El Malecon 2000, the beautiful new "millennium park" in the city of Guayaquil, sports a huge Christmas tree covered in oversize Coke bottle caps, next to a larger than life diorama of the famous Coca-Cola polar bear. Nearby a full size model cabin shows a homey scene complete with Coca-Cola curtains in the windows, posters of Coca-Cola on the walls and of course bottles of Coke on the table and in the refrigerator. In upscale malls in the city, the department store Santas are decked out in Coca-Cola regalia.
All the Coca-Cola/Christmas synergy is appropriate, because Coca-Cola could truly be called the second religion of much of Latin America.
Sentimental Coke T.V. ads showing people in remote areas all over the world happily guzzling the sweet brown beverage are not far from the truth -- from the remote jungle areas of Chiapas, Mexico to the Andean slopes of Ecuador; from the tiny thatch-roofed roadside towns of Bolivia and Peru to the sparkling major metropolises of Chile and Argentina, Coke is all over Latin America. Not only the beverage itself, but an infinite number of ads that blanket everything from billboards to shacks to government buildings to the concrete walls along mountain roadways.

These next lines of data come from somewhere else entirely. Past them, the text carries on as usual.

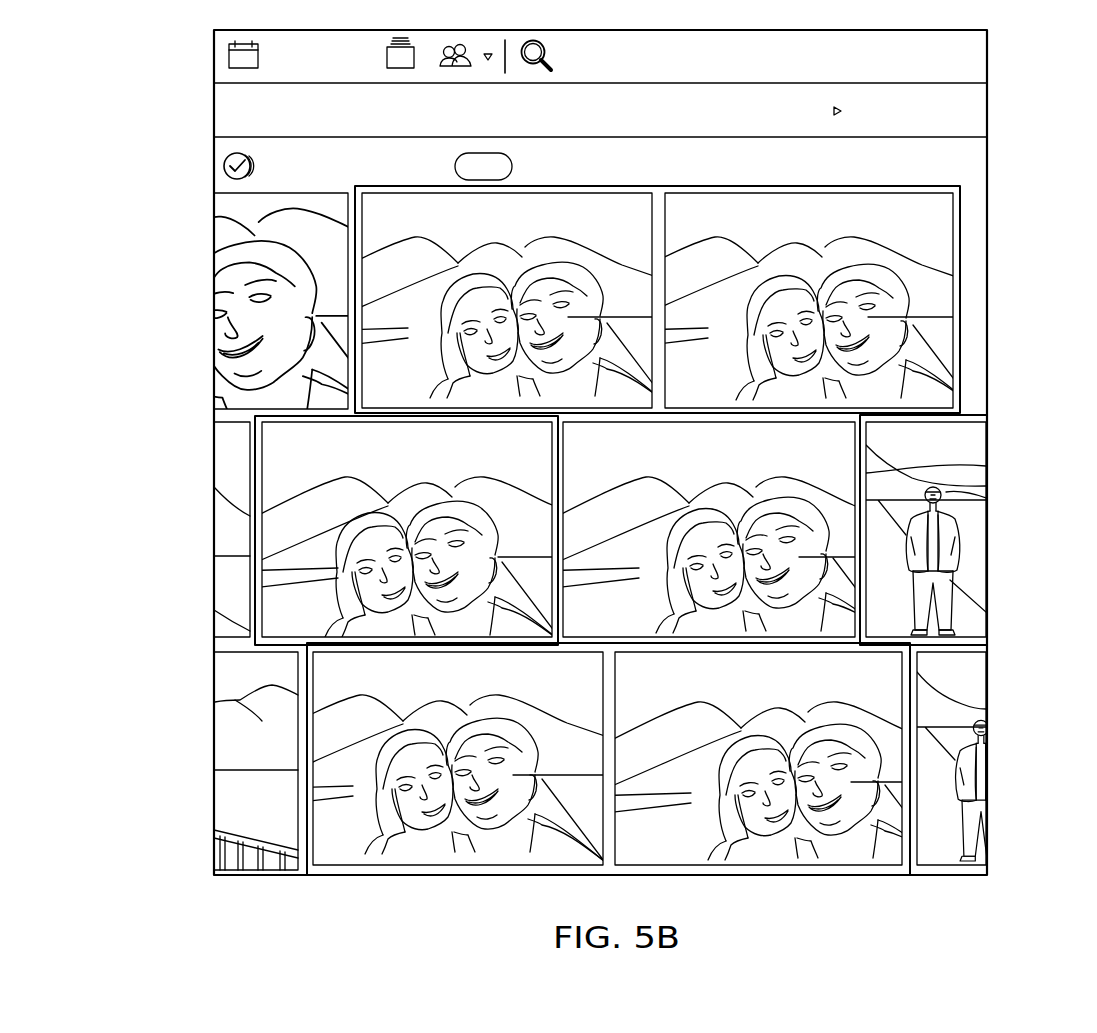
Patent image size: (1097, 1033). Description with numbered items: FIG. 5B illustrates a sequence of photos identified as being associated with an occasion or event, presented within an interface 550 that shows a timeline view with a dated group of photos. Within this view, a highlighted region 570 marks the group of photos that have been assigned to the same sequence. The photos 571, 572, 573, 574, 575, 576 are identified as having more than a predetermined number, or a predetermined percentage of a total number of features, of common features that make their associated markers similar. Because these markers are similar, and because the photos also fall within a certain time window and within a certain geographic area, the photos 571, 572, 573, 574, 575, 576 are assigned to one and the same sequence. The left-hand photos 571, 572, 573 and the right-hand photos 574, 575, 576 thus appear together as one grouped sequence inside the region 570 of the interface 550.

The user interface 550 is at (948, 58).
The selected group of photos 570 is at (926, 188).
The photo 571 is at (350, 229).
The photo 572 is at (322, 466).
The photo 573 is at (386, 672).
The photo 574 is at (912, 222).
The photo 575 is at (866, 472).
The photo 576 is at (903, 690).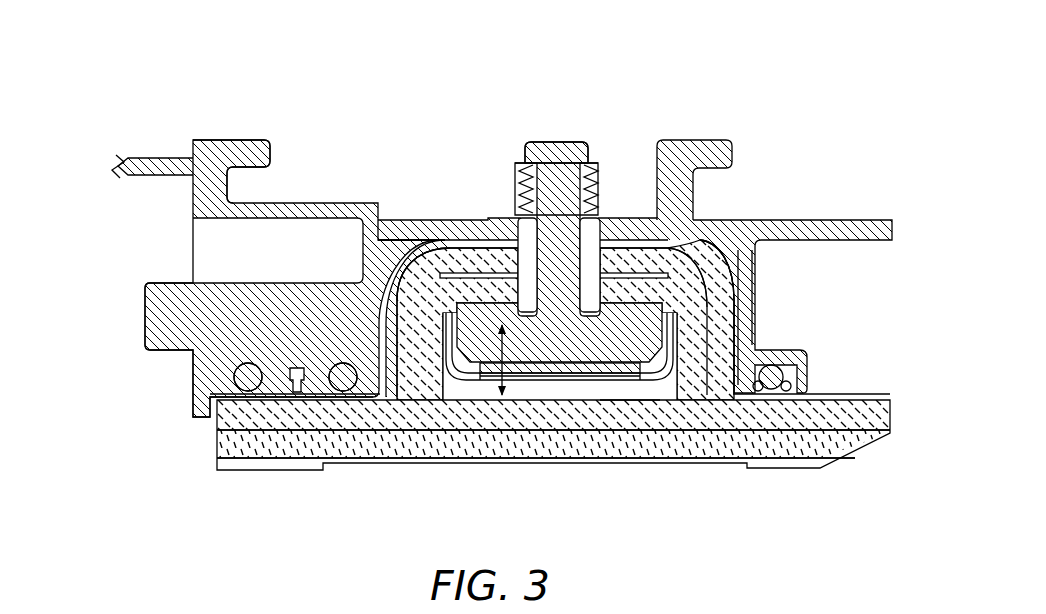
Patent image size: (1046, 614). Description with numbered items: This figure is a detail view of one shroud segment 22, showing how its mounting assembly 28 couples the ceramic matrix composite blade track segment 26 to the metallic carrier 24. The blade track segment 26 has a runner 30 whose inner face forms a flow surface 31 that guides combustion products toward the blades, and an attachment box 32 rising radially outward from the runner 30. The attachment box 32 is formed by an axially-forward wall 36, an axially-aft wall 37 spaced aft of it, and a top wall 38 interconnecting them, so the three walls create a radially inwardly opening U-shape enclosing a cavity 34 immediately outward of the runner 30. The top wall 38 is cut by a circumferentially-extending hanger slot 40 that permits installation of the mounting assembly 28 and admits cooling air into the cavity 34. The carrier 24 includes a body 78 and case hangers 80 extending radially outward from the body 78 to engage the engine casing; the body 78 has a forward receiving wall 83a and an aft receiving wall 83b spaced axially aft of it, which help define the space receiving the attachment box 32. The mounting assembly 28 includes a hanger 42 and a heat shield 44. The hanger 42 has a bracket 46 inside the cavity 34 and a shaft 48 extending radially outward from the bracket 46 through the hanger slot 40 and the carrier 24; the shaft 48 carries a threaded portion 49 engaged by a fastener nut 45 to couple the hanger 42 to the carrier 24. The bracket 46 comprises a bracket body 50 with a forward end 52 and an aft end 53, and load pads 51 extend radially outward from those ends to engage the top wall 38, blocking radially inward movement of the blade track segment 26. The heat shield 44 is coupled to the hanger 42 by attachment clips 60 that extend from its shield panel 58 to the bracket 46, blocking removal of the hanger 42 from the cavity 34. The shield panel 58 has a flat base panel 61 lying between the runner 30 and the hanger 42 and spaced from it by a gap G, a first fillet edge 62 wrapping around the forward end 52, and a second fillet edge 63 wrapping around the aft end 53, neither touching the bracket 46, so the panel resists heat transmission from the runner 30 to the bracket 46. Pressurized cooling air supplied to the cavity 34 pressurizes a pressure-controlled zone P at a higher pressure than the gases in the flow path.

The shroud segment 22 is at (137, 120).
The carrier 24 is at (828, 212).
The blade track segment 26 is at (803, 485).
The mounting assembly 28 is at (507, 178).
The runner 30 is at (623, 472).
The flow surface 31 is at (577, 463).
The attachment box 32 is at (750, 314).
The cavity 34 is at (477, 398).
The axially-forward wall 36 is at (376, 325).
The axially-aft wall 37 is at (738, 316).
The top wall 38 is at (620, 248).
The circumferentially-extending hanger slot 40 is at (513, 226).
The hanger 42 is at (593, 139).
The heat shield 44 is at (503, 528).
The fastener nut 45 is at (516, 210).
The bracket 46 is at (702, 302).
The shaft 48 is at (521, 256).
The threaded portion 49 is at (602, 210).
The bracket body 50 is at (631, 400).
The load pads 51 is at (413, 297).
The forward end 52 is at (447, 355).
The aft end 53 is at (680, 280).
The shield panel 58 is at (635, 365).
The attachment clips 60 is at (513, 398).
The flat base panel 61 is at (561, 365).
The first fillet edge 62 is at (448, 404).
The second fillet edge 63 is at (682, 320).
The body 78 is at (295, 198).
The case hangers 80 is at (221, 137).
The forward receiving wall 83a is at (140, 336).
The aft receiving wall 83b is at (762, 300).
The gap G is at (425, 240).
The pressure-controlled zone P is at (496, 398).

While the ads essentially claim that opening a bottle of Coke is like an instant recipe for joy and community, Coke has had a far from beneficial effect on Latin America. For starters, Coke is very expensive for the average wage earner in most Latin American countries. Whether in Mexico, Ecuador or Honduras, a one-serving bottle will often cost between 40 and 70 cents, while the average worker only makes $5 a day or less.
Nonetheless, average daily consumption in most of Latin America is close to one serving a day.